MCTS will allow the agent to "playout" a game from the current state to generate a distribution over action-values. This will be used to generate a policy: state -> action.

• Will need to be able to generate a game tree with Nodes and Edges.
• Will need to select edges from the current root node R until a leaf node L with no child node is reached.
• Will need to expand by generating all child nodes from leaf node L.
• Will need to simulate by choosing a child node from L and "playout" the game to completion.
• Will need to back propogate the outcome of the simulation to all nodes travelled in the playout.

[keithgw]

• back propagate with simple win/loss/draw, later can experiment with point differential
• select with naive max(win probability), later can add e-greedy, thompson sampling or ucb
• simulate with uniform random policy

[keithgw]

Updated thoughts on tree policy, playout policy, returned policy, and opponent policy.

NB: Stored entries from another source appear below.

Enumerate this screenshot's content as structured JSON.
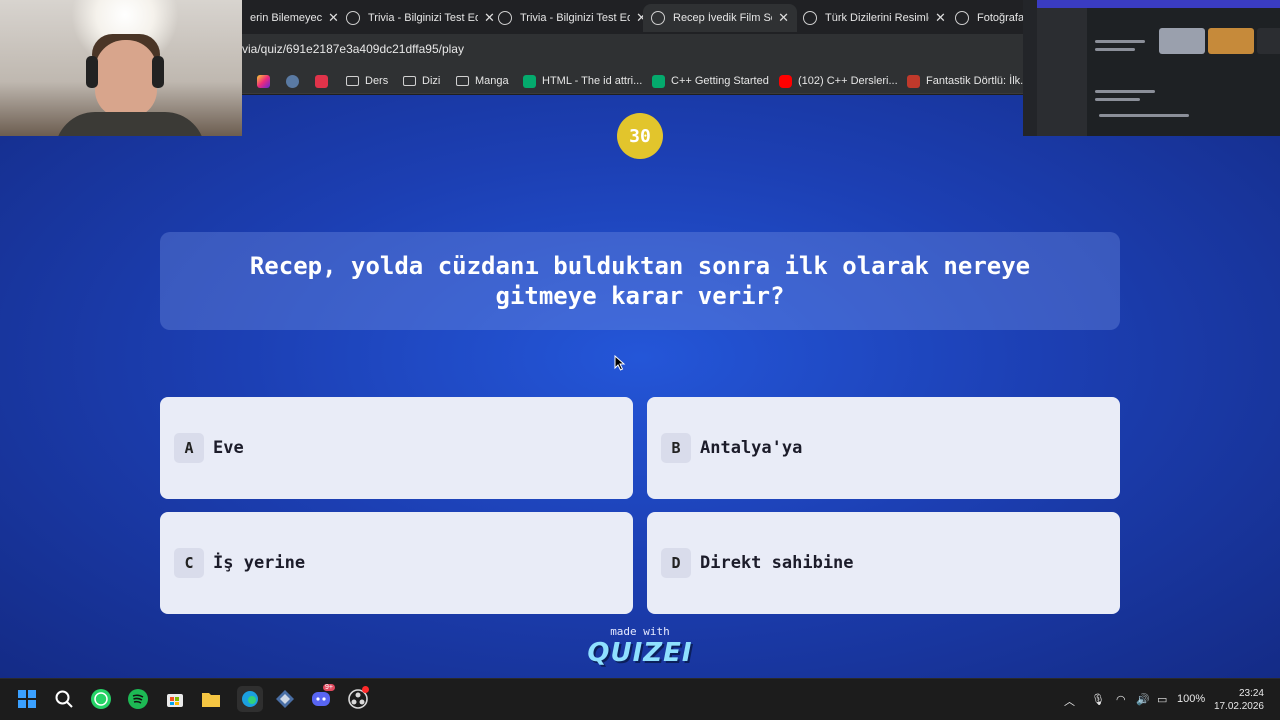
{
  "browser": {
    "tabs": [
      {
        "title": "erin Bilemeyeceği",
        "active": false
      },
      {
        "title": "Trivia - Bilginizi Test Edi",
        "active": false
      },
      {
        "title": "Trivia - Bilginizi Test Edi",
        "active": false
      },
      {
        "title": "Recep İvedik Film Serisi",
        "active": true
      },
      {
        "title": "Türk Dizilerini Resimlerd",
        "active": false
      },
      {
        "title": "Fotoğrafa g",
        "active": false
      }
    ],
    "url": "via/quiz/691e2187e3a409dc21dffa95/play",
    "bookmarks": [
      {
        "label": "Ders",
        "icon": "folder-icon"
      },
      {
        "label": "Dizi",
        "icon": "folder-icon"
      },
      {
        "label": "Manga",
        "icon": "folder-icon"
      },
      {
        "label": "HTML - The id attri...",
        "icon": "w3schools-icon"
      },
      {
        "label": "C++ Getting Started",
        "icon": "w3schools-icon"
      },
      {
        "label": "(102) C++ Dersleri...",
        "icon": "youtube-icon"
      },
      {
        "label": "Fantastik Dörtlü: İlk...",
        "icon": "movie-icon"
      }
    ]
  },
  "quiz": {
    "timer": "30",
    "question": "Recep, yolda cüzdanı bulduktan sonra ilk olarak nereye gitmeye karar verir?",
    "answers": [
      {
        "letter": "A",
        "text": "Eve"
      },
      {
        "letter": "B",
        "text": "Antalya'ya"
      },
      {
        "letter": "C",
        "text": "İş yerine"
      },
      {
        "letter": "D",
        "text": "Direkt sahibine"
      }
    ],
    "made_with": "made with",
    "logo": "QUIZEI"
  },
  "taskbar": {
    "apps": [
      "windows-start-icon",
      "search-icon",
      "whatsapp-icon",
      "spotify-icon",
      "store-icon",
      "file-explorer-icon",
      "edge-icon",
      "app-icon",
      "discord-icon",
      "obs-icon"
    ],
    "discord_badge": "9+",
    "battery": "100%",
    "time": "23:24",
    "date": "17.02.2026"
  },
  "colors": {
    "page_bg": "#1c3fb3",
    "timer": "#e2c52c",
    "answer_bg": "#e9ecf7"
  }
}
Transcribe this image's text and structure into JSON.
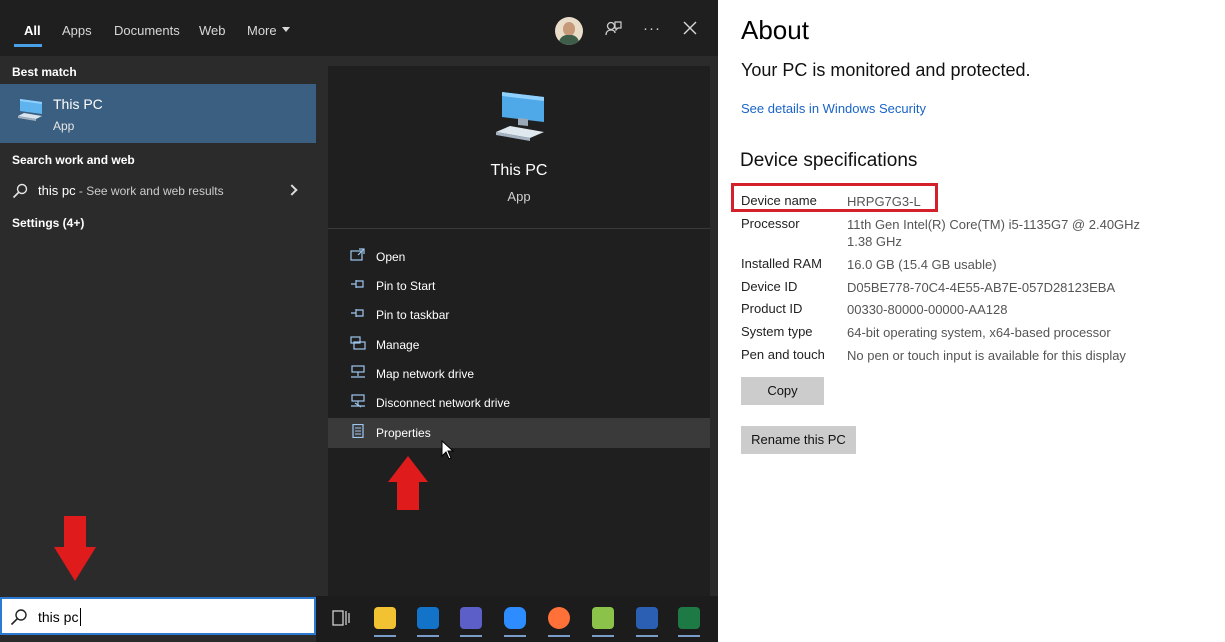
{
  "start_menu": {
    "tabs": [
      {
        "label": "All",
        "active": true
      },
      {
        "label": "Apps",
        "active": false
      },
      {
        "label": "Documents",
        "active": false
      },
      {
        "label": "Web",
        "active": false
      },
      {
        "label": "More",
        "active": false
      }
    ],
    "top_icons": [
      "avatar",
      "feedback-icon",
      "ellipsis-icon",
      "close-icon"
    ],
    "ellipsis": "···",
    "best_match_heading": "Best match",
    "best_match": {
      "title": "This PC",
      "subtitle": "App",
      "icon": "computer-icon"
    },
    "search_web_heading": "Search work and web",
    "web_result": {
      "query": "this pc",
      "suffix": " - See work and web results"
    },
    "settings_heading": "Settings (4+)",
    "preview": {
      "title": "This PC",
      "subtitle": "App",
      "actions": [
        {
          "label": "Open",
          "icon": "open-icon"
        },
        {
          "label": "Pin to Start",
          "icon": "pin-icon"
        },
        {
          "label": "Pin to taskbar",
          "icon": "pin-icon"
        },
        {
          "label": "Manage",
          "icon": "manage-icon"
        },
        {
          "label": "Map network drive",
          "icon": "network-drive-icon"
        },
        {
          "label": "Disconnect network drive",
          "icon": "disconnect-drive-icon"
        },
        {
          "label": "Properties",
          "icon": "properties-icon",
          "highlighted": true
        }
      ]
    },
    "search_box": {
      "value": "this pc"
    }
  },
  "taskbar": {
    "icons": [
      "task-view-icon",
      "file-explorer-icon",
      "outlook-icon",
      "teams-icon",
      "zoom-icon",
      "firefox-icon",
      "notepad-plus-icon",
      "word-icon",
      "excel-icon"
    ],
    "colors": {
      "file_explorer": "#f2c233",
      "outlook": "#1273c9",
      "teams": "#5b5fc7",
      "zoom": "#2d8cff",
      "firefox": "#ff7139",
      "notepad": "#8bc34a",
      "word": "#2b5fb4",
      "excel": "#1e7a45"
    }
  },
  "about": {
    "title": "About",
    "protection": "Your PC is monitored and protected.",
    "security_link": "See details in Windows Security",
    "spec_heading": "Device specifications",
    "specs": [
      {
        "label": "Device name",
        "value": "HRPG7G3-L"
      },
      {
        "label": "Processor",
        "value": "11th Gen Intel(R) Core(TM) i5-1135G7 @ 2.40GHz   1.38 GHz"
      },
      {
        "label": "Installed RAM",
        "value": "16.0 GB (15.4 GB usable)"
      },
      {
        "label": "Device ID",
        "value": "D05BE778-70C4-4E55-AB7E-057D28123EBA"
      },
      {
        "label": "Product ID",
        "value": "00330-80000-00000-AA128"
      },
      {
        "label": "System type",
        "value": "64-bit operating system, x64-based processor"
      },
      {
        "label": "Pen and touch",
        "value": "No pen or touch input is available for this display"
      }
    ],
    "copy_button": "Copy",
    "rename_button": "Rename this PC"
  },
  "colors": {
    "accent": "#4aa0e6",
    "selected_bg": "#3b5f80",
    "annotation_red": "#d3202a",
    "link": "#1a64c8"
  }
}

• playout policy is the simplest. This is used for playing out from an unvisited child node. This should use the random policy for choosing actions.
• tree policy: this is used during the selection step, and is used to traverse the tree from the root node to a leaf node. This inherently balances exploration and exploitation by treating each step as a bandit problem. Will use UCB as a starting point, though no reason Thompson sampling shouldn't work.
• returned policy: this is the action that is returned from the root node after all simulations are complete. Can act greedily or probabilistically. Greedy can be with respect to average simulation reward or number of visits to children. Visits is more conservative, but more robust to reward variance. Start here, and can later investigate reward variance.
• opponent policy: Will start with random policy, but will want to persist policies between games, and have the opponent use trained policies. Most obviously persisted by training a value function, but can also be achieved through policy iteration methods.

[keithgw]

With such a large state-action space, will not start with persisiting the tree between real game turns. Instead, we'll build the tree anew each turn.

[keithgw]

Since the transition model is stochastic, the game tree is going to get very large. It is unclear how expansion should work with a stochastic transition mocdel.

[keithgw]

Updated thoughts on tree policy:

• Drawing cards introduces stochasticity to the state transition model. However, the probabilities can be calculated from known information and the construction of the deck. Therefore, in the selection step, the tree policy should choose the maximum probability weighted UCB value to traverse the tree.
• To deal with the stochasticity due to opponent play, one need not enumerate all children of nodes where it is the opponent's turn. Instead, simulating one turn having the opponent follow a policy, e.g. the uniform random policy, will enable expansion of the tree through simulation. Because of the markov property, selection from a given node can happen without knowing anything about how one arrived at that node.

[keithgw]

Including nodes that represent opponent players' turns would allow for a minimax like policy. This could be a potential improvement to the policy later, but for now, we will only represent nodes in the game tree when it is the acting player's turn. Then, the simple policy will be to max_a(Q(s, a)).

[keithgw]

Going to follow the exptimax approximation from https://arxiv.org/pdf/0909.0801.pdf to deal with stochasticity. This will require two types of nodes: decision and chance.

Decision Nodes:

• Edges are actions
• Children are chance nodes

Chance Nodes:

• Edges are observed next states
• Children are decision nodes

This will require the "flattening" of decision nodes, so that chance nodes are always children. For example, the decision node that starts a turn at "choose action" would have had "play a bird" as a decision node child. Instead, the "play a bird" action should get flattened to "play bird i" for i in |hand|. Similarly, "draw a bird" gets flattened to "draw tray bird i" for i in |tray| + "draw from deck"

[keithgw]

There is no need to enforce that decision nodes and chance nodes strictly alternate. Handling how the tree should be traversed using recursion and handling traversal through decision, chance, leaf, and terminal nodes differently will allow for any arbitrary construction of the game tree.